• Airbus Group poinformowało o toczącym się przeciwko niemu postępowaniu brytyjskiego urzędu ds, przestępstw gospodarczych Serious Fraud Office (SFO).
• Śledczy badają podejrzenia dot. korupcji i oszustw związanych ze sprzedażą cywilnych samolotów.

Według informacji przekazanych przez Airbus Group, SFO bada nieprawidłowości dotyczące zewnętrznych konsultantów współpracujących z firmą na rynku lotnictwa cywilnego. Firma poinformowała o śledztwie w niedzielę (7 sierpnia) późnym wieczorem, dwa dni po tym, jak otrzymała oficjalną informację w tej sprawie od śledczych.
Rozpoczęcie postępowania nie jest zaskoczeniem; jeszcze w kwietniu firma poinformowała o odkryciu w wyniku wewnętrznych procesów kontrolnych "pewnych nieprawidłowości". Ta informacja skutkowała zawieszeniem kredytów eksportowych (gwarantowanych przez agendy rządowe z Wielkiej Brytanii, Francji i Niemiec) przyznawanych na transakcje z udziałem linii lotniczych o mniejszej płynności finansowej.

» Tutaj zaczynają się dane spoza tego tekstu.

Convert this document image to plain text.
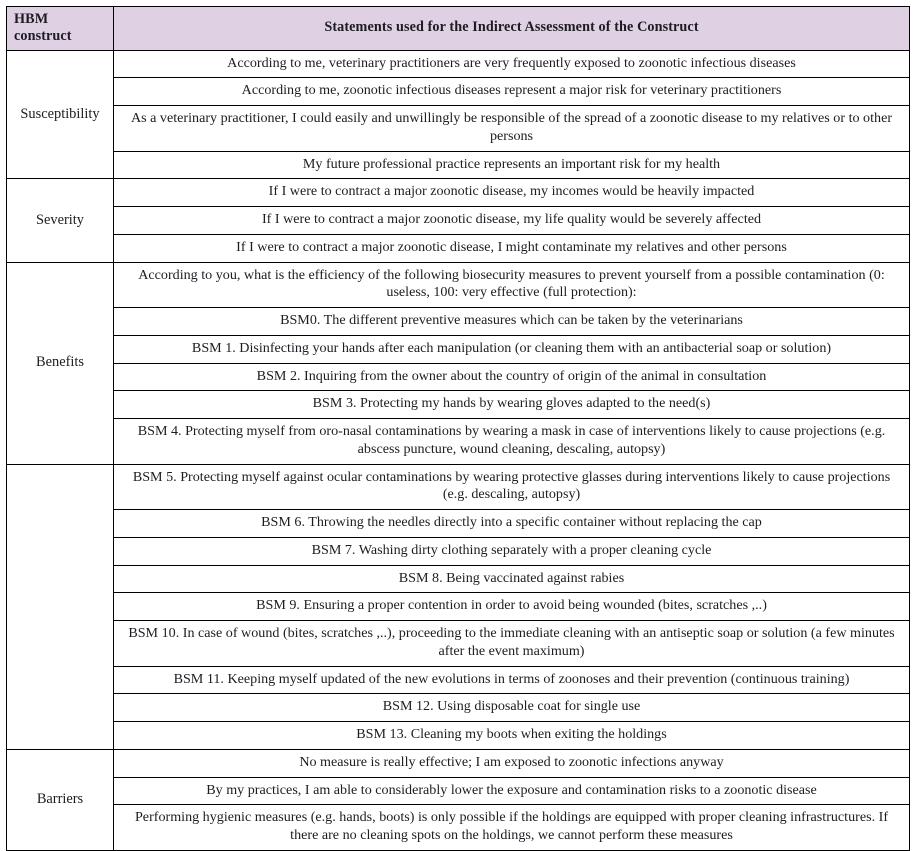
HBM construct	Statements used for the Indirect Assessment of the Construct
Susceptibility	According to me, veterinary practitioners are very frequently exposed to zoonotic infectious diseases

	According to me, zoonotic infectious diseases represent a major risk for veterinary practitioners

	As a veterinary practitioner, I could easily and unwillingly be responsible of the spread of a zoonotic disease to my relatives or to other persons

	My future professional practice represents an important risk for my health

Severity	If I were to contract a major zoonotic disease, my incomes would be heavily impacted

	If I were to contract a major zoonotic disease, my life quality would be severely affected

	If I were to contract a major zoonotic disease, I might contaminate my relatives and other persons

Benefits	According to you, what is the efficiency of the following biosecurity measures to prevent yourself from a possible contamination (0: useless, 100: very effective (full protection):

	BSM0. The different preventive measures which can be taken by the veterinarians

	BSM 1. Disinfecting your hands after each manipulation (or cleaning them with an antibacterial soap or solution)

	BSM 2. Inquiring from the owner about the country of origin of the animal in consultation

	BSM 3. Protecting my hands by wearing gloves adapted to the need(s)

	BSM 4. Protecting myself from oro-nasal contaminations by wearing a mask in case of interventions likely to cause projections (e.g. abscess puncture, wound cleaning, descaling, autopsy)

	BSM 5. Protecting myself against ocular contaminations by wearing protective glasses during interventions likely to cause projections (e.g. descaling, autopsy)

	BSM 6. Throwing the needles directly into a specific container without replacing the cap

	BSM 7. Washing dirty clothing separately with a proper cleaning cycle

	BSM 8. Being vaccinated against rabies

	BSM 9. Ensuring a proper contention in order to avoid being wounded (bites, scratches ,..)

	BSM 10. In case of wound (bites, scratches ,..), proceeding to the immediate cleaning with an antiseptic soap or solution (a few minutes after the event maximum)

	BSM 11. Keeping myself updated of the new evolutions in terms of zoonoses and their prevention (continuous training)

	BSM 12. Using disposable coat for single use

	BSM 13. Cleaning my boots when exiting the holdings

Barriers	No measure is really effective; I am exposed to zoonotic infections anyway

	By my practices, I am able to considerably lower the exposure and contamination risks to a zoonotic disease

	Performing hygienic measures (e.g. hands, boots) is only possible if the holdings are equipped with proper cleaning infrastructures. If there are no cleaning spots on the holdings, we cannot perform these measures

Czytaj też: Problem korupcji w biznesie nie tylko nie znika, ale jest coraz większy
Jak ocenili dziennikarze internetowego wydania "Financial Times", rozpoczęcie formalnego śledztwa jest "poważnym problemem" dla producenta samolotów i może potrwać nawet kilka lat, utrudniając skuteczną walkę konkurencyjną z największym rywalem, czyli amerykańskim Boeingiem.
Jak przypomniał dziennik "Daily Telegraph", w przeszłości pojawiały się już - niepotwierdzone w toku śledztwa - oskarżenia o działania korupcyjne pośredników Airbusa, m.in. w Arabii Saudyjskiej.
Airbus Group zapowiedział w swoim oświadczeniu bliską współpracę w celu jak najszybszego wyjaśnienia powstałych wątpliwości.